Fortunately, teasing that information out takes time—in some cases, a lot of it. NetSpectre, which can exploit one of the Spectre vulnerabilities remotely, can be used to break in via the cloud or a remote machine. On one hand, the resulting data leak can be as slow as 1 bit per minute, according to panelist John Hennessy, the famous microprocessor designer and now chairman of Alphabet. On the other, the average time between when a server is remotely penetrated and when that intrusion is discovered is 100 days, he added—giving a vulnerability like Spectre lots of time to work.
Intel’s next-generation processors probably won’t totally fix the first Spectre variant, Hennessy said, even though Intel’s planned hardware mitigations will start being designed in this fall with Cascade Lake, a new Xeon processor.
Patch, or do-over?
ARM, Intel, AMD, and others in the industry can fix the problem through mitigations in the short term, Hill added. But more fundamental changes may need to be made to eliminate the problem altogether, he said.
“The long-run question is how do we define this right so that we potentially eliminate the problem,” Hill said. “Or are we forced to make it like a crime thing that we’re always mitigating.”
Speculative execution was one of the ways that the microprocessor, and by extension, the PC industry, achieved record sales, noted panelist Jon Masters, a computer architect at Red Hat. But speculation was treated as a “magic black box,” he said, without proper questioning by users or customers. That genie’s out of the box, too. Removing speculation and the processor caches that they leverage would lower performance by twenty-fold, Hill said.
Hill’s suggested solutions included isolating the branch prediction element, adding randomization, and implementing better hardware protections. Adding slower, safer execution modes by turning off speculation could be one solution; another would be to split an execution engine between “fast cores” and “safe cores.” He also suggested business solutions including charging more for virtual machines—instead of sharing hardware resources with more than one VM, a cloud provider could provide exclusive access. Finally, Hill noted that Spectre-style attacks could also lead to resurgence of accelerators: fixed-purpose logic that is optimized for a single task, and doesn't rely on speculation.
The fundamental solution to the problem, though, would be a ground-up reworking of the architectural definition, Hill said. A computer architecture is the way in which a processor executes the software instruction set, with arithmetic units, floating-point units, and more—and today’s chips were designed to conform to the needs of the original model. But if the basic architectural model is fundamentally flawed, he said, it may be time for a new one. In other words, Spectre and Meltdown aren’t bugs—just flaws in the design of all modern chips—and a new model may be needed.

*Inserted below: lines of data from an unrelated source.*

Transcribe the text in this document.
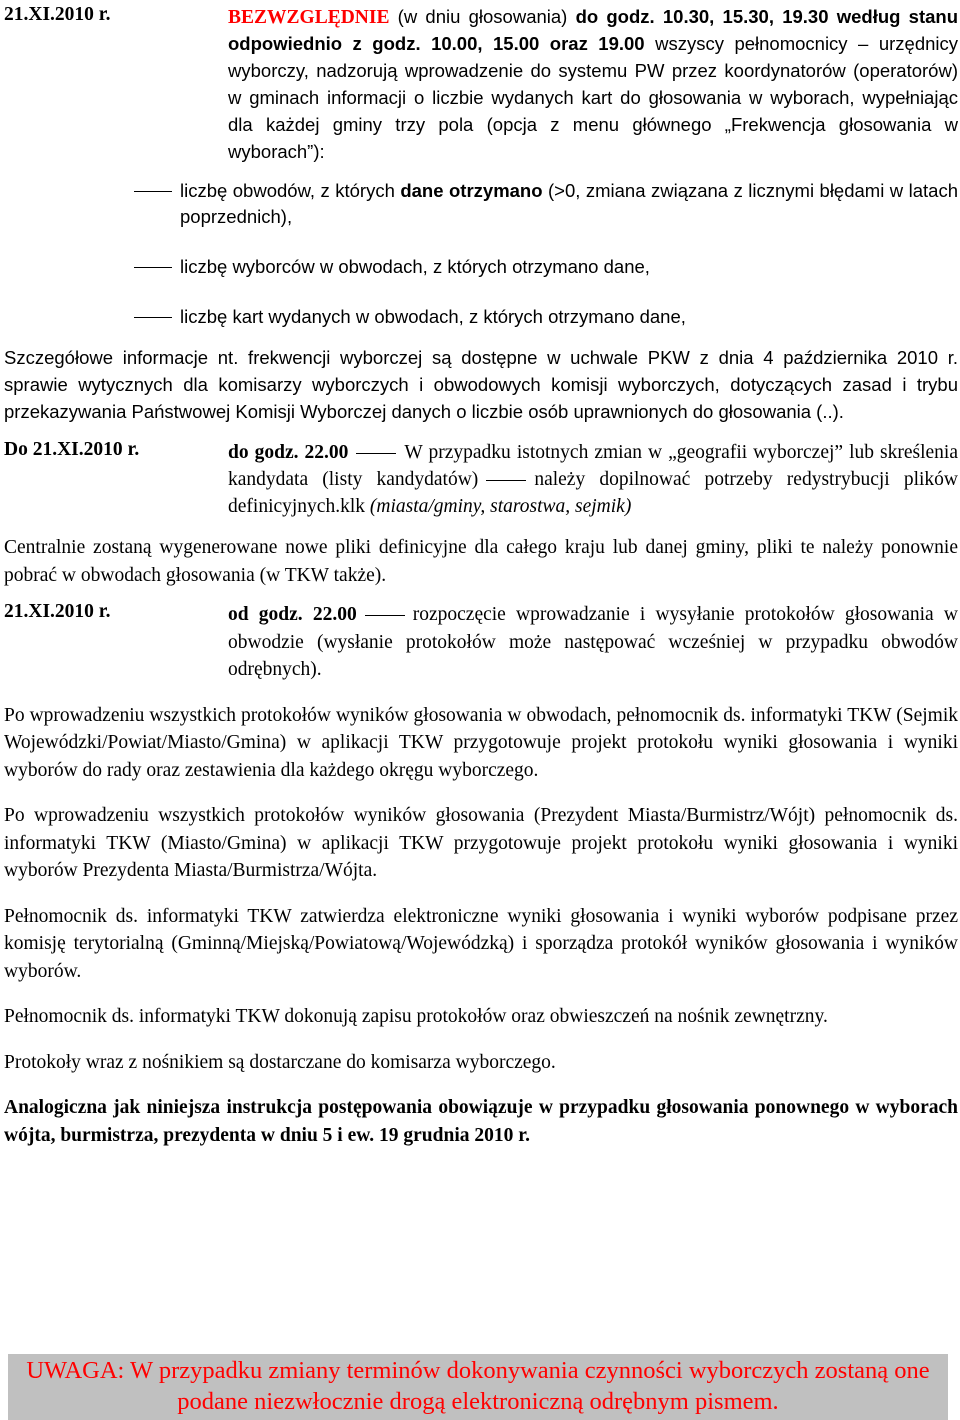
21.XI.2010 r.	BEZWZGLĘDNIE (w dniu głosowania) do godz. 10.30, 15.30, 19.30 według stanu odpowiednio z godz. 10.00, 15.00 oraz 19.00 wszyscy pełnomocnicy – urzędnicy wyborczy, nadzorują wprowadzenie do systemu PW przez koordynatorów (operatorów) w gminach informacji o liczbie wydanych kart do głosowania w wyborach, wypełniając dla każdej gminy trzy pola (opcja z menu głównego „Frekwencja głosowania w wyborach”):
liczbę obwodów, z których dane otrzymano (>0, zmiana związana z licznymi błędami w latach poprzednich),
liczbę wyborców w obwodach, z których otrzymano dane,
liczbę kart wydanych w obwodach, z których otrzymano dane,

Szczegółowe informacje nt. frekwencji wyborczej są dostępne w uchwale PKW z dnia 4 października 2010 r. sprawie wytycznych dla komisarzy wyborczych i obwodowych komisji wyborczych, dotyczących zasad i trybu przekazywania Państwowej Komisji Wyborczej danych o liczbie osób uprawnionych do głosowania (..).

Do 21.XI.2010 r.	do godz. 22.00	W przypadku istotnych zmian w „geografii wyborczej” lub skreślenia kandydata (listy kandydatów)	należy dopilnować potrzeby redystrybucji plików definicyjnych.klk (miasta/gminy, starostwa, sejmik)

Centralnie zostaną wygenerowane nowe pliki definicyjne dla całego kraju lub danej gminy, pliki te należy ponownie pobrać w obwodach głosowania (w TKW także).

21.XI.2010 r.	od godz. 22.00	rozpoczęcie wprowadzanie i wysyłanie protokołów głosowania w obwodzie (wysłanie protokołów może następować wcześniej w przypadku obwodów odrębnych).

Po wprowadzeniu wszystkich protokołów wyników głosowania w obwodach, pełnomocnik ds. informatyki TKW (Sejmik Wojewódzki/Powiat/Miasto/Gmina) w aplikacji TKW przygotowuje projekt protokołu wyniki głosowania i wyniki wyborów do rady oraz zestawienia dla każdego okręgu wyborczego.

Po wprowadzeniu wszystkich protokołów wyników głosowania (Prezydent Miasta/Burmistrz/Wójt) pełnomocnik ds. informatyki TKW (Miasto/Gmina) w aplikacji TKW przygotowuje projekt protokołu wyniki głosowania i wyniki wyborów Prezydenta Miasta/Burmistrza/Wójta.

Pełnomocnik ds. informatyki TKW zatwierdza elektroniczne wyniki głosowania i wyniki wyborów podpisane przez komisję terytorialną (Gminną/Miejską/Powiatową/Wojewódzką) i sporządza protokół wyników głosowania i wyników wyborów.

Pełnomocnik ds. informatyki TKW dokonują zapisu protokołów oraz obwieszczeń na nośnik zewnętrzny.

Protokoły wraz z nośnikiem są dostarczane do komisarza wyborczego.

Analogiczna jak niniejsza instrukcja postępowania obowiązuje w przypadku głosowania ponownego w wyborach wójta, burmistrza, prezydenta w dniu 5 i ew. 19 grudnia 2010 r.

UWAGA: W przypadku zmiany terminów dokonywania czynności wyborczych zostaną one podane niezwłocznie drogą elektroniczną odrębnym pismem.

What the panel ultimately decided upon, though, was the simple truth that hardware needs to be designed with software in mind, and vice versa—and both sides need to become more versed in security.
“What often happens is that hardware designers go and build some great hardware, and then we stop talking about it, or software folks say, ah, that’s hardware—I don’t care about it. We have to stop doing that,” Masters said.
Updated with additional detail at 9:39 AM.